Marta, le personnage principal de la pièce, est en pleine reconstruction après une grave dépression dont les causes sont multiples et il convient de ne pas les révéler ici pour ne pas divulgâcher le cœur du conflit. Avec son mari Andrei, elle a déménagé à la campagne où elle tente de retrouver un sens à sa vie en aidant un adolescent de cette région rurale à se cultiver, lire, ouvrir son esprit.

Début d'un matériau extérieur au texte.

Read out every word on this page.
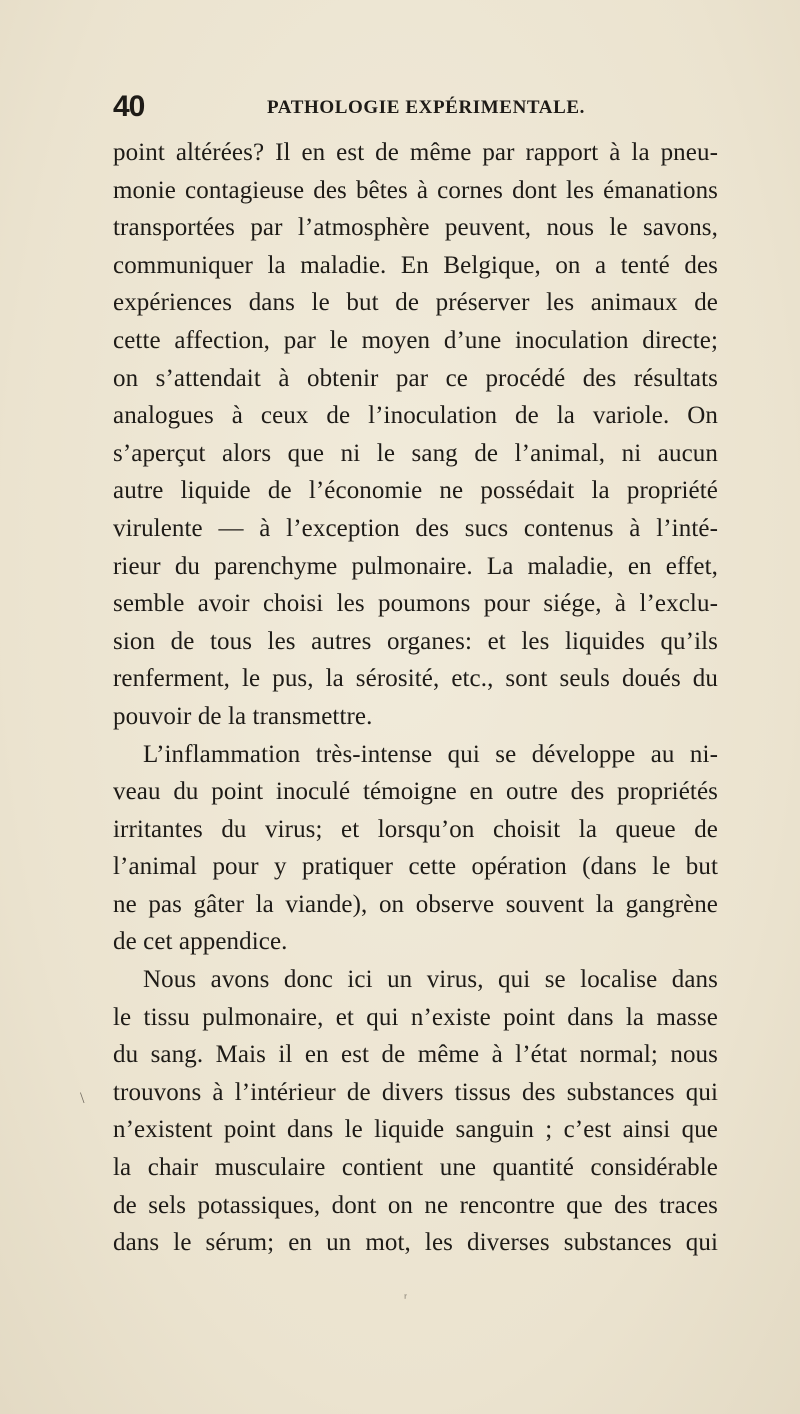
40	PATHOLOGIE EXPÉRIMENTALE.
point altérées? Il en est de même par rapport à la pneu-
monie contagieuse des bêtes à cornes dont les émanations
transportées par l’atmosphère peuvent, nous le savons,
communiquer la maladie. En Belgique, on a tenté des
expériences dans le but de préserver les animaux de
cette affection, par le moyen d’une inoculation directe;
on s’attendait à obtenir par ce procédé des résultats
analogues à ceux de l’inoculation de la variole. On
s’aperçut alors que ni le sang de l’animal, ni aucun
autre liquide de l’économie ne possédait la propriété
virulente — à l’exception des sucs contenus à l’inté-
rieur du parenchyme pulmonaire. La maladie, en effet,
semble avoir choisi les poumons pour siége, à l’exclu-
sion de tous les autres organes: et les liquides qu’ils
renferment, le pus, la sérosité, etc., sont seuls doués du
pouvoir de la transmettre.
L’inflammation très-intense qui se développe au ni-
veau du point inoculé témoigne en outre des propriétés
irritantes du virus; et lorsqu’on choisit la queue de
l’animal pour y pratiquer cette opération (dans le but
ne pas gâter la viande), on observe souvent la gangrène
de cet appendice.
Nous avons donc ici un virus, qui se localise dans
le tissu pulmonaire, et qui n’existe point dans la masse
du sang. Mais il en est de même à l’état normal; nous
trouvons à l’intérieur de divers tissus des substances qui
n’existent point dans le liquide sanguin ; c’est ainsi que
la chair musculaire contient une quantité considérable
de sels potassiques, dont on ne rencontre que des traces
dans le sérum; en un mot, les diverses substances qui
\
ʳ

A l’occasion de la visite de Pavel, un vieux copain accompagné de sa petite amie Ioana, les véritables liens existants entre Marta, son mari et leur ami sont peu à peu révélés. La tension croît continuellement entre les quatre jusqu’à l’explosion du drame final. Dans l’ambiance de barbecue entre jeunes bobos s’installe une discussion à double fond autour de la viande/chair (la viande chassée au néolithique, la viande grillée sur le barbecue, la chair du corps de la femme blessée) et de l’estime de soi, de son propre corps, de sa propre chair. La tension arrive à son comble et la violence se déchaîne dans le final de la pièce quand l’ami Pavel attaque verbalement l’adolescent et pointe l’aveuglement de Marta, tandis que les secrets éclatent au grand jour.

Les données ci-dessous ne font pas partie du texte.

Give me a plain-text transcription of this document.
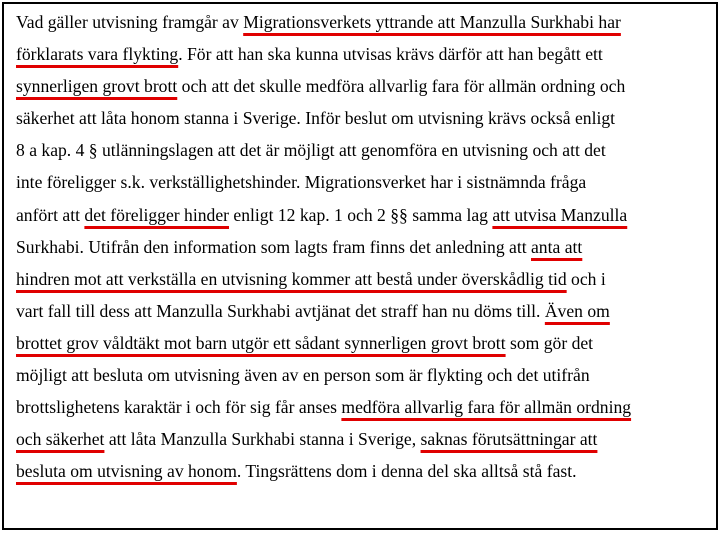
Vad gäller utvisning framgår av Migrationsverkets yttrande att Manzulla Surkhabi har
förklarats vara flykting. För att han ska kunna utvisas krävs därför att han begått ett
synnerligen grovt brott och att det skulle medföra allvarlig fara för allmän ordning och
säkerhet att låta honom stanna i Sverige. Inför beslut om utvisning krävs också enligt
8 a kap. 4 § utlänningslagen att det är möjligt att genomföra en utvisning och att det
inte föreligger s.k. verkställighetshinder. Migrationsverket har i sistnämnda fråga
anfört att det föreligger hinder enligt 12 kap. 1 och 2 §§ samma lag att utvisa Manzulla
Surkhabi. Utifrån den information som lagts fram finns det anledning att anta att
hindren mot att verkställa en utvisning kommer att bestå under överskådlig tid och i
vart fall till dess att Manzulla Surkhabi avtjänat det straff han nu döms till. Även om
brottet grov våldtäkt mot barn utgör ett sådant synnerligen grovt brott som gör det
möjligt att besluta om utvisning även av en person som är flykting och det utifrån
brottslighetens karaktär i och för sig får anses medföra allvarlig fara för allmän ordning
och säkerhet att låta Manzulla Surkhabi stanna i Sverige, saknas förutsättningar att
besluta om utvisning av honom. Tingsrättens dom i denna del ska alltså stå fast.
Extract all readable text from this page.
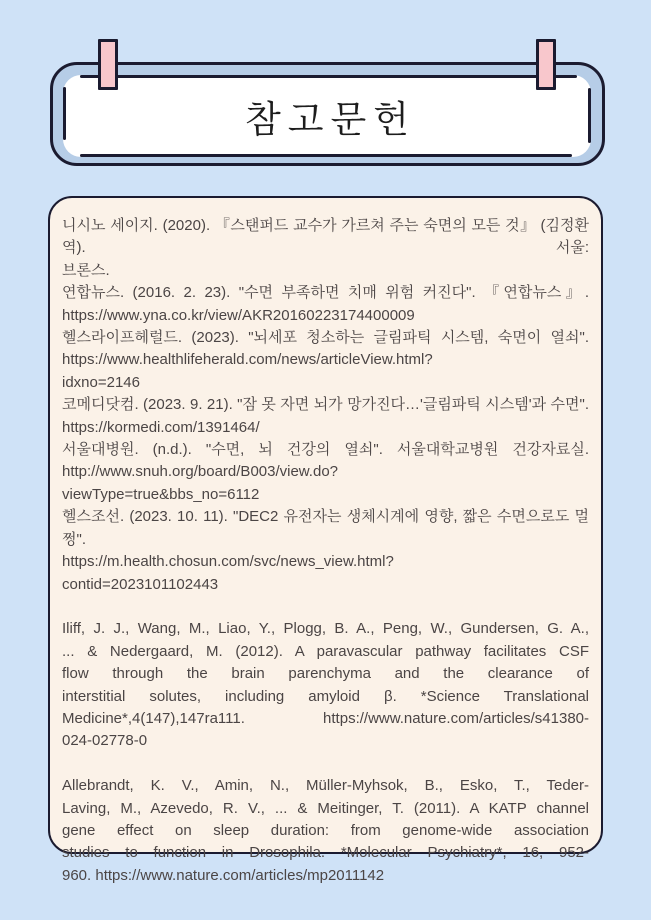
참고문헌
니시노 세이지. (2020). 『스탠퍼드 교수가 가르쳐 주는 숙면의 모든 것』 (김정환 역). 서울:
브론스.
연합뉴스. (2016. 2. 23). "수면 부족하면 치매 위험 커진다". 『연합뉴스』.
https://www.yna.co.kr/view/AKR20160223174400009
헬스라이프헤럴드. (2023). "뇌세포 청소하는 글림파틱 시스템, 숙면이 열쇠".
https://www.healthlifeherald.com/news/articleView.html?
idxno=2146
코메디닷컴. (2023. 9. 21). "잠 못 자면 뇌가 망가진다…'글림파틱 시스템'과 수면".
https://kormedi.com/1391464/
서울대병원. (n.d.). "수면, 뇌 건강의 열쇠". 서울대학교병원 건강자료실.
http://www.snuh.org/board/B003/view.do?
viewType=true&bbs_no=6112
헬스조선. (2023. 10. 11). "DEC2 유전자는 생체시계에 영향, 짧은 수면으로도 멀쩡".
https://m.health.chosun.com/svc/news_view.html?
contid=2023101102443
Iliff, J. J., Wang, M., Liao, Y., Plogg, B. A., Peng, W., Gundersen, G. A.,
... & Nedergaard, M. (2012). A paravascular pathway facilitates CSF
flow through the brain parenchyma and the clearance of
interstitial solutes, including amyloid β. *Science Translational
Medicine*,4(147),147ra111. https://www.nature.com/articles/s41380-
024-02778-0
Allebrandt, K. V., Amin, N., Müller-Myhsok, B., Esko, T., Teder-
Laving, M., Azevedo, R. V., ... & Meitinger, T. (2011). A KATP channel
gene effect on sleep duration: from genome-wide association
studies to function in Drosophila. *Molecular Psychiatry*, 16, 952-
960. https://www.nature.com/articles/mp2011142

J’ai apprécié la grande finesse de l’écriture de Maria Manolescu. Ses personnages sont intelligents, or on sait combien il est difficile d’en tenir les rênes sans les perdre. La dramaturge qui est aussi romancière parvient avec brio à éviter l’écueil de cette abdication. Le texte intitulé Chasseurs-cueilleurs nous met en présence de deux couples, d’une épreuve qui s’est transformée en vrai-faux-secret, et d’un dialogue dont l’intensité et la densité doublent les 35 pages de cette pièce. Le caractère tridimensionnel des personnages est déjà là, sur la page, car ils sont davantage que les mots qu’ils prononcent : ils disent, mais veulent dire aussi et supposent également. Dès le début de la pièce, chaque mot est lourd d’autre chose que ce qu’il semble dire.

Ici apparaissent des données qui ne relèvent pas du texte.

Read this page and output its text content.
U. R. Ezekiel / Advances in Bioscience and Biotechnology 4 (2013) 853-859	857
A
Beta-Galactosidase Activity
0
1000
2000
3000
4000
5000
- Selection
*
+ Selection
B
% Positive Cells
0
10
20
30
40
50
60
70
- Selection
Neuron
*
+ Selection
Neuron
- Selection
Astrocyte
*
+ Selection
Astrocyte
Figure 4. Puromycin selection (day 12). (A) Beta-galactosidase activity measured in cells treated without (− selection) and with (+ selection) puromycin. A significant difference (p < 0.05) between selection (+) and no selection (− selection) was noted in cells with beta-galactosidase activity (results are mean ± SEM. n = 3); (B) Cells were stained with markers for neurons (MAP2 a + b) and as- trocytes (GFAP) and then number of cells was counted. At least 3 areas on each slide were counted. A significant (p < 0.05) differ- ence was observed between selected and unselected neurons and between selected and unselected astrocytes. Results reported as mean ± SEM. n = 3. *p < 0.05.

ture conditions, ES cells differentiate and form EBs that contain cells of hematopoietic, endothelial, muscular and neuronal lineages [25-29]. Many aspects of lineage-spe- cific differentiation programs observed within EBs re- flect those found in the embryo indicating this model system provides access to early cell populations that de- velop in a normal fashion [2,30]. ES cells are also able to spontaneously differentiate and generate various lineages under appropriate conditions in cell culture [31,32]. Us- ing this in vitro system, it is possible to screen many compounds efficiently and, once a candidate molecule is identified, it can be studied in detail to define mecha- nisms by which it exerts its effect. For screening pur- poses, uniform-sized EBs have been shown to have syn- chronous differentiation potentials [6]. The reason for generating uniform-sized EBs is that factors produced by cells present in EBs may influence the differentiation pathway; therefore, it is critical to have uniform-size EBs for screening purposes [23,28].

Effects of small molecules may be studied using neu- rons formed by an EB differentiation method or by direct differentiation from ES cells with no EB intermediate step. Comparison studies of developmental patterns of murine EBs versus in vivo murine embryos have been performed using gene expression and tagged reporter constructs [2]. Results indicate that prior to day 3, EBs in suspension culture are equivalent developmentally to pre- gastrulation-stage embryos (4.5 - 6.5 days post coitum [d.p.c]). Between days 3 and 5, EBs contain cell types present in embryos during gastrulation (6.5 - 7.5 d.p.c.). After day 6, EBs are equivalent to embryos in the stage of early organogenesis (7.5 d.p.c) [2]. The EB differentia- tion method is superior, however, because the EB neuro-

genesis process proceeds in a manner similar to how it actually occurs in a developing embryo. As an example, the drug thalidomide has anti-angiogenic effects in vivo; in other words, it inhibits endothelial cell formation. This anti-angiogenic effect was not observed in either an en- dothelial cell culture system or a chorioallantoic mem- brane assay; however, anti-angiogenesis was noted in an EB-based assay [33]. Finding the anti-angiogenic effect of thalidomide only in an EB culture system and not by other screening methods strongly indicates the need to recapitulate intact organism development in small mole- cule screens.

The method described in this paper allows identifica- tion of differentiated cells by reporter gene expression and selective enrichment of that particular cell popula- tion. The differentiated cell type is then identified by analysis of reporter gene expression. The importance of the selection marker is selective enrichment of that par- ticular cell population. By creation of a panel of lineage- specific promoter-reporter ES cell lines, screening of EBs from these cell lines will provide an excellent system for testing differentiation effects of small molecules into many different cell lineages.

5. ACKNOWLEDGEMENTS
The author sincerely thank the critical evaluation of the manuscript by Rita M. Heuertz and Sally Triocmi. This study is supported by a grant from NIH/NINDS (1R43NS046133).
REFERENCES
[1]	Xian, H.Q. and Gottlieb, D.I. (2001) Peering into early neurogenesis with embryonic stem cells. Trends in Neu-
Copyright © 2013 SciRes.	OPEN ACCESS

Maria Manolescu apprécie le thème du travail et de l’asservissement qu’il peut entraîner, déjà traité dans un autre texte et abordé dans sa pièce la plus récente, Esclaves. Chasseurs-cueilleurs n’est pas une pièce sur le travail, mais bien davantage sur la réussite qu’on en attend, et surtout sur l’énormité absurde de l’attente que nos contemporains, et surtout les femmes, pense Maria Manolescu, investissent dans cette activité destinée à manger et à assurer l’équilibre de la société. Marta se remet d’une dépression. Très habilement, le thème de la place de chacun dans la société (et donc des relations de l’un à l’autre) est amené par l’ami, Pavel, qui raconte, dans une ambiance de garden-party entre bobos le documentaire dont il est la voix off et qui traite de l’homme du paléolithique. A l’inverse du chasseur de ces temps lointains, l’homme contemporain ne peut pas concevoir d’« Humilier la chair », un rituel qui dans les temps anciens, permettait la survie du chasseur à son retour dans la communauté. Il ne peut pas rabaisser la valeur de sa chasse, de son travail personnel, autrement dit de sa valeur personnelle, et c’est ce qui amène certains à souffrir au travail. Dans le texte, la « chair » est d’abord la viande, celle qu’ils consomment, puis elle devient la « chair », celle du gibier chassé au paléolithique mais aussi, en sous-texte, la chair meurtrie des hommes et des femmes.